Aktienkurse nehmen häufig realwirtschaftliche Entwicklungen vorweg. Häufig heißt aber nicht immer. Der amerikanische Wirtschafts-Nobelpreisträger Paul Samuelson sagte einmal: „Die Börse hat 9 der letzten 5 Rezessionen erfolgreich vorhergesagt“. Diese Erkenntnis dürfte auch beim aktuellen Kurseinbruch von Wohnimmobilienaktien und der wahrscheinlichen künftigen Entwicklung von Wohnimmobilienpreisen in Deutschland zutreffen.

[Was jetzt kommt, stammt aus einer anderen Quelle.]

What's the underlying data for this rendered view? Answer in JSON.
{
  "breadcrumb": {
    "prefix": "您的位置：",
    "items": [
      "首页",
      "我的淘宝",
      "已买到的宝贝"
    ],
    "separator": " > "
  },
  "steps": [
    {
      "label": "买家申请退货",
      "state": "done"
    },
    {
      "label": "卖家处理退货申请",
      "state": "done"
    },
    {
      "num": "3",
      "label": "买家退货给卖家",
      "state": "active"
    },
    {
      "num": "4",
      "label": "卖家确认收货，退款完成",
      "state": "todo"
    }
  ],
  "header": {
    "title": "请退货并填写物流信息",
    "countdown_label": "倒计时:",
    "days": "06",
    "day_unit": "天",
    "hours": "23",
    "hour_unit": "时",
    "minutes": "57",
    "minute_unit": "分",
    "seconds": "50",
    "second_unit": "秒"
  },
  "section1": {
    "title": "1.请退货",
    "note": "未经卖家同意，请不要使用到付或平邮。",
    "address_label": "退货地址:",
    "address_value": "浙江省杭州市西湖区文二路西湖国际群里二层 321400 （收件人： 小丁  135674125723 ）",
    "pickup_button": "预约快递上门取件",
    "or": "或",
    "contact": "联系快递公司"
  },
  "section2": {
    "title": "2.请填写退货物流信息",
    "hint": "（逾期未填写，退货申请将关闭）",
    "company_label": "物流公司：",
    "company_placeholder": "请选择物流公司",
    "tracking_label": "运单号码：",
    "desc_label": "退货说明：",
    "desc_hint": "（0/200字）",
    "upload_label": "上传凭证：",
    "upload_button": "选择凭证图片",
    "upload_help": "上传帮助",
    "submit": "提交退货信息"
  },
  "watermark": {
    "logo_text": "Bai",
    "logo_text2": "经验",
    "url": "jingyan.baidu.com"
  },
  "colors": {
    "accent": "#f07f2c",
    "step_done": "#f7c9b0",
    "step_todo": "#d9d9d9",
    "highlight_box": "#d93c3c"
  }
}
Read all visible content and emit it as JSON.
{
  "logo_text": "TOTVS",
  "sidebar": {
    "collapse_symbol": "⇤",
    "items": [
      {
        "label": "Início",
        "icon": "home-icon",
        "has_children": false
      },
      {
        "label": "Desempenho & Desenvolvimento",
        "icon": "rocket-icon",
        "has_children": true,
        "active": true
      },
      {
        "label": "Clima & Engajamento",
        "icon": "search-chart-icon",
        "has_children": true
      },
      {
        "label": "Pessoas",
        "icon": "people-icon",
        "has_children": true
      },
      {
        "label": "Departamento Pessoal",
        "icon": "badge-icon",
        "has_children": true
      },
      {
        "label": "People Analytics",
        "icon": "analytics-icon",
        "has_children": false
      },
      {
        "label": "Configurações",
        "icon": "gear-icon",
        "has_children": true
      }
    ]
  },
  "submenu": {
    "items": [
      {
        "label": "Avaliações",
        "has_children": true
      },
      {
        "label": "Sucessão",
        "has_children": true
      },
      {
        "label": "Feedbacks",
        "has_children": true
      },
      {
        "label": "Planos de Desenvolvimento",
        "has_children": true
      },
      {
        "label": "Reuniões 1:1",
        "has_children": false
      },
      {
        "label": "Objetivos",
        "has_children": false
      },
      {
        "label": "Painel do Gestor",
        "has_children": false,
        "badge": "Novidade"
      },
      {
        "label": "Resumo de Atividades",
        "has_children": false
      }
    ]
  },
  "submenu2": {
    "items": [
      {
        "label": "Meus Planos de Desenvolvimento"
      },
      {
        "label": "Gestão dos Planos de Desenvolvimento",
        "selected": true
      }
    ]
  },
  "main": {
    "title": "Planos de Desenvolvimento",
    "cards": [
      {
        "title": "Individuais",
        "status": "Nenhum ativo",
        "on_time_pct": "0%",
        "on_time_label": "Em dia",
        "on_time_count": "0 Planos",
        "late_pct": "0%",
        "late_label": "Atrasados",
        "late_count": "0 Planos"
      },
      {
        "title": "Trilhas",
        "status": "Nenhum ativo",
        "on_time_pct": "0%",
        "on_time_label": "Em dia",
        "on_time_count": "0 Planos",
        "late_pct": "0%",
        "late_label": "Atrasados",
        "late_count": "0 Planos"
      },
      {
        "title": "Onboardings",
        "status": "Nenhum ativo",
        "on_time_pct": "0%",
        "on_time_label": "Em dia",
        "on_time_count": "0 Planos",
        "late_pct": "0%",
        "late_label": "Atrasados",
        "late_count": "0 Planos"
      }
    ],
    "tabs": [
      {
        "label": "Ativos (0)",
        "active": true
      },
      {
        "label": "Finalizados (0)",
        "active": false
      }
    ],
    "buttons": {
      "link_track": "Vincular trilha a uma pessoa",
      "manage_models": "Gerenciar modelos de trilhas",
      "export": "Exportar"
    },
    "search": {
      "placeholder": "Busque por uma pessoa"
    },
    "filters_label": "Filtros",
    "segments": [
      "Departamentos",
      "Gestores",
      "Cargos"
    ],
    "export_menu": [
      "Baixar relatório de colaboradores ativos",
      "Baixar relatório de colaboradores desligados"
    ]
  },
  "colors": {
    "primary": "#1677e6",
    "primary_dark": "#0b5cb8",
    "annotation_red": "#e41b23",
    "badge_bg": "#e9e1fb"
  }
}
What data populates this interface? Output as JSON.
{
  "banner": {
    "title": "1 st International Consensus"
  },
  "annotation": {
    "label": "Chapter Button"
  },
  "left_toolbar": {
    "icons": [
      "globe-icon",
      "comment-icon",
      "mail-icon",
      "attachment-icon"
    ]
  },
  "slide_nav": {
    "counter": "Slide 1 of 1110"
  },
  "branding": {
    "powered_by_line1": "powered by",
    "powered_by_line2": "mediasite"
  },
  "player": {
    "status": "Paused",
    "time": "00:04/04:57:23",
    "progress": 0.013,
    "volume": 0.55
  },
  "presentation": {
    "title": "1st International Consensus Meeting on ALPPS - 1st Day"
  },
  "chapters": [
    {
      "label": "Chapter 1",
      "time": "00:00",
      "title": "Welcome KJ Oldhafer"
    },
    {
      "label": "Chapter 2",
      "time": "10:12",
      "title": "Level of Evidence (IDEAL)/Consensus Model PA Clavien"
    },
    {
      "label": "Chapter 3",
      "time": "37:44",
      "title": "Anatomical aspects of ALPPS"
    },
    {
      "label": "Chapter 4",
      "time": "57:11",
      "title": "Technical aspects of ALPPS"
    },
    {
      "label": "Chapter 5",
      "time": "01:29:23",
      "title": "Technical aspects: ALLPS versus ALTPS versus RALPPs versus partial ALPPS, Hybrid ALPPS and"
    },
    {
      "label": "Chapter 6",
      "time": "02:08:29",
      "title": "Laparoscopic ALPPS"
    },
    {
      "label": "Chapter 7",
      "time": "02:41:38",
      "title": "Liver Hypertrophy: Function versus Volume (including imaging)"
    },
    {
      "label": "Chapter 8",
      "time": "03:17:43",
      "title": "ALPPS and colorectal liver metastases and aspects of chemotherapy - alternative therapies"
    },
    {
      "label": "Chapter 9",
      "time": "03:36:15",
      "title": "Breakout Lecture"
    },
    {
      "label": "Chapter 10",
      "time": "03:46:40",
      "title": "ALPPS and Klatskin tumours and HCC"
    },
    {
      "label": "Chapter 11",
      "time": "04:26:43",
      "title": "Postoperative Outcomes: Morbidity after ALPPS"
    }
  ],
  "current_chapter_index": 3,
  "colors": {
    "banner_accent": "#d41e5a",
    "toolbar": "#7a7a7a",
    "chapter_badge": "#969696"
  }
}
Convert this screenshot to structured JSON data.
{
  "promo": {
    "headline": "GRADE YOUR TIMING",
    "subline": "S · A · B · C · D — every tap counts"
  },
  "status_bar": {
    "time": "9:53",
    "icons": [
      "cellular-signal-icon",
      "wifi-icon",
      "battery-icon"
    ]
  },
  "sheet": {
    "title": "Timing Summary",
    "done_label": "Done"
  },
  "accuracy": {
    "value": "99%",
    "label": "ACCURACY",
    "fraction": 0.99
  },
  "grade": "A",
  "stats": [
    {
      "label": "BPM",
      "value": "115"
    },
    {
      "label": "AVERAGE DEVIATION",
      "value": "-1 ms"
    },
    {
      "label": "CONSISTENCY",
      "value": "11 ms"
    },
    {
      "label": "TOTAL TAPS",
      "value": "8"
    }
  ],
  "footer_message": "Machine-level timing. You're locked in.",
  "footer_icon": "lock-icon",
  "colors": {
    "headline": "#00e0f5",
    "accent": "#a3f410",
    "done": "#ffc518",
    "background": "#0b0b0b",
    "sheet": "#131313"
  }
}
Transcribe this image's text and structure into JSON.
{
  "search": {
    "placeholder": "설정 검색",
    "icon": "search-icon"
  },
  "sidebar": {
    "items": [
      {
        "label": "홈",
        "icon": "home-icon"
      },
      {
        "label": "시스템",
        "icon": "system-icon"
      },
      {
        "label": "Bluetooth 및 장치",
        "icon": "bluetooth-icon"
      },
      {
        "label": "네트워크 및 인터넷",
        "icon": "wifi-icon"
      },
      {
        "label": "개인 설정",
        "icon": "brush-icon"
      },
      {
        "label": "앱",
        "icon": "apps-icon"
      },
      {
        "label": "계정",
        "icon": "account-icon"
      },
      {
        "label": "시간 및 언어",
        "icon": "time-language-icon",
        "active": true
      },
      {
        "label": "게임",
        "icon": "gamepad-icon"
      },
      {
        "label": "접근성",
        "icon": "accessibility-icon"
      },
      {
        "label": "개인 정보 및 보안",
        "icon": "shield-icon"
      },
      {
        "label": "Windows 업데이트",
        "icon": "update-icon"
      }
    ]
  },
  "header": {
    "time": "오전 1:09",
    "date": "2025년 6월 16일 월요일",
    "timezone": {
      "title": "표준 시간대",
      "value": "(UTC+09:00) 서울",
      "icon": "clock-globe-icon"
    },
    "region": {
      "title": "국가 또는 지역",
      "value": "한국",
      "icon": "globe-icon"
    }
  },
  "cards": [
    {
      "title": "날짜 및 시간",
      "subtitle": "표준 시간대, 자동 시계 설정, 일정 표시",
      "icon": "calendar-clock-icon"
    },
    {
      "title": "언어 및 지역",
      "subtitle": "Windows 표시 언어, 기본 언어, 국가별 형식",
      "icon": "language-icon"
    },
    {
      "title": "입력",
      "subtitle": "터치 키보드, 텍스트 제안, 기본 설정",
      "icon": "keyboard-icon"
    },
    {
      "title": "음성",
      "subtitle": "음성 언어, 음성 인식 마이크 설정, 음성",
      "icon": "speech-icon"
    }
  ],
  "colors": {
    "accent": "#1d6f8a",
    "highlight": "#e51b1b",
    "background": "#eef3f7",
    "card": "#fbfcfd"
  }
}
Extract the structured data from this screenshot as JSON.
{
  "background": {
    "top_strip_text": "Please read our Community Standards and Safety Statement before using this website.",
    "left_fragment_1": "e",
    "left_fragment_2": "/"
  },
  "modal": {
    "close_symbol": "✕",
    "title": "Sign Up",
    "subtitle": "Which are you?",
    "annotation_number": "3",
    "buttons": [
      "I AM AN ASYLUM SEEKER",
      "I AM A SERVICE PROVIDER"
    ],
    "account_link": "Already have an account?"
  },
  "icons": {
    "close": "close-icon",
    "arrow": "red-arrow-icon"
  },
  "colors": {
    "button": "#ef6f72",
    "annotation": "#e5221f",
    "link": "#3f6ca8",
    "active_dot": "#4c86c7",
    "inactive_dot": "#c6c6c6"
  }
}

Der Zinsanstieg seit Kriegsbeginn am 24. Februar drückte die Kurse der Wohnimmobilienaktien in Deutschland nach unten. Während die Inflationsrate seit Dezember 2020 bis zum Februar 2022 um 5,4%-Punkte und die Zinsen um 0,5%-Punkte gestiegen waren, blieben die Kursrückgänge von Immobilienaktien mit Verlusten zwischen 7% und 15% in dieser Zeit moderat. Der nach Kriegsbeginn folgende Anstieg der Inflationsrate um 2,3%-Punkte und der Zinsen um 1%-Punkt drückte die Kurse der Immobilienaktien jedoch um durchschnittlich weitere 20% (zwischen -17% und -29%).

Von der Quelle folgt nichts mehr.